L’unica speranza per la principessa è un losco figuro, una specie di Zorro senza mantello che è chiaro essere Westley redivivo e mascherato («È molto comoda, credo che in futuro la porteranno tutti») il più motivato di tutti che, di certo, non si fermerà davanti a niente per salvarla, nemmeno a dover sfidare i tre rapitori uno alla volta in tre gare: abilità con la spada, forza ed intelligenza. Inutile che vi dica siano una meglio dell’altra.
Una sorta di il lungo, il corto e il pacioccone. I ruoli lascio deciderli a voi. |
Se il rompicapo dei due boccali di vino di cui uno solo avvelenato contro Vizzini è uno spasso («Mai mettersi contro un siciliano quando si tratta di uccidere») ancora meglio è vedere il metro e ottantatre di Cary Elwes contro quella montagna umana di André the Giant trovare il modo per “Ammazzarsi come persone civili”.

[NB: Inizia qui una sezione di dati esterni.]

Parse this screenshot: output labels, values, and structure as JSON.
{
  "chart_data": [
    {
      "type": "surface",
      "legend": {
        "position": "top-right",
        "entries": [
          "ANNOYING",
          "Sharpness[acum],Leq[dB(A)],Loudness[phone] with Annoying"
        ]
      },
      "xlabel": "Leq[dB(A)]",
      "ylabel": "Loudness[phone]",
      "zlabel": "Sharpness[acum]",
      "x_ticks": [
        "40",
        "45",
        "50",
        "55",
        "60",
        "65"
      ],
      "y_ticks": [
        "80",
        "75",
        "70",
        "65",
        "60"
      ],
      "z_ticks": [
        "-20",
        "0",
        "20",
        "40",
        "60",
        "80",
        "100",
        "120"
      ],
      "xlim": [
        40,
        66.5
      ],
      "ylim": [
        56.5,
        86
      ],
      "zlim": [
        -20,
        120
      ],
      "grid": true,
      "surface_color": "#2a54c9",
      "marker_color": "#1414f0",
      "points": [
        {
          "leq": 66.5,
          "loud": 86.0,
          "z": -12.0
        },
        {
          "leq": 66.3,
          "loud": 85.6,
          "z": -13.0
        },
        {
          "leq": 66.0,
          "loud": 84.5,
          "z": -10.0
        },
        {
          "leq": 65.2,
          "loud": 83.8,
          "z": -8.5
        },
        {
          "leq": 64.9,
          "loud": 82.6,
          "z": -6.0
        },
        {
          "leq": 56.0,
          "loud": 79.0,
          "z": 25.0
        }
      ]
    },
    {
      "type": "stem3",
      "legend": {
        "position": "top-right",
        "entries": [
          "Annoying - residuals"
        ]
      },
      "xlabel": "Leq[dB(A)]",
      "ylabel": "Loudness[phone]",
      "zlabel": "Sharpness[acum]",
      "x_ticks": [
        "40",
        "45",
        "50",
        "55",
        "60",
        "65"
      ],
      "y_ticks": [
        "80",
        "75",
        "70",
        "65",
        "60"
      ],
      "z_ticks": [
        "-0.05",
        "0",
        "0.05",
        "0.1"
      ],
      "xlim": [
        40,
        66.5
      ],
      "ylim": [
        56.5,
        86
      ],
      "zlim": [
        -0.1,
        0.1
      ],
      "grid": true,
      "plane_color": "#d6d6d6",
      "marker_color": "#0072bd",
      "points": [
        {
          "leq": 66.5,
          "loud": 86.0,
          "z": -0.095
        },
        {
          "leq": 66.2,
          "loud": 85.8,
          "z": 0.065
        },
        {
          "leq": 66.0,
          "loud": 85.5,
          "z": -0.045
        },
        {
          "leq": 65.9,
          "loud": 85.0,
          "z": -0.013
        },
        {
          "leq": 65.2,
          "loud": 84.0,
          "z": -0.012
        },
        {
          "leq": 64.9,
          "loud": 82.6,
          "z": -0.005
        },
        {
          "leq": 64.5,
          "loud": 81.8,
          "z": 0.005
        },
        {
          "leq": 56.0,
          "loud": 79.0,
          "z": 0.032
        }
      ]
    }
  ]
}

Come un prurito fastidioso sulla schiena che non riesci a grattarti. |
Ma il mio scontro preferito è il duello di spada contro Iñigo Montoya che per quanto mi riguarda sta a “La storia fantastica” come Han Solo sta a Guerre Stellari. Va bene la trama principale, ma alla fine siamo tutti qui per assistere alla ricerca di vendetta di Iñigo contro l’uomo con sei dita, colui che sfregiò le sue guance, ma soprattutto uccise sue padre, in una frase che sentirete ripetere giusto un paio di volte in tutto il film, ma due proprio.
Dai quante volte l’avete ripetuta anche voi? Come se non vi conoscessi! |
La bellezza di “La storia fantastica” sta nel suo giocarsi pochissimi elementi puramente fantasy, tipo gli RTF (Roditori Taglie Forti) e forse la presenza del mitico Max dei Miracoli interpretato da un irriconoscibile Billy Crystal, protagonista di una scena che è stata diretta dalla seconda unità, perché il regista Rob Reiner davanti alla prova di Crystal scoppiò a ridere così forte, ma così forte da non poter più poter dirigere, era troppo impegnato a tenersi la pancia dalla risate (storia vera).
Sotto tutto quel trucco, c’è il fan numero uno dei Los Angeles Clippers (anche perché non sono tanti). |
Tutto il film si diverte a prendere amorevolmente per i fondelli i cliché delle favole, ma anche i film di cappa e spada con Enroll Flynn, infatti nel combattimento tra Zorro/Westley ed Iñigo Montoya i due chiamano le mosse di attacco e di difesa, usando i nomi di veri schermidori, un po’ come due provetti scacchisti, oppure come si faceva nel duello di spada giocando a Monkey Island, giusto perché siamo in piena fase malinconia.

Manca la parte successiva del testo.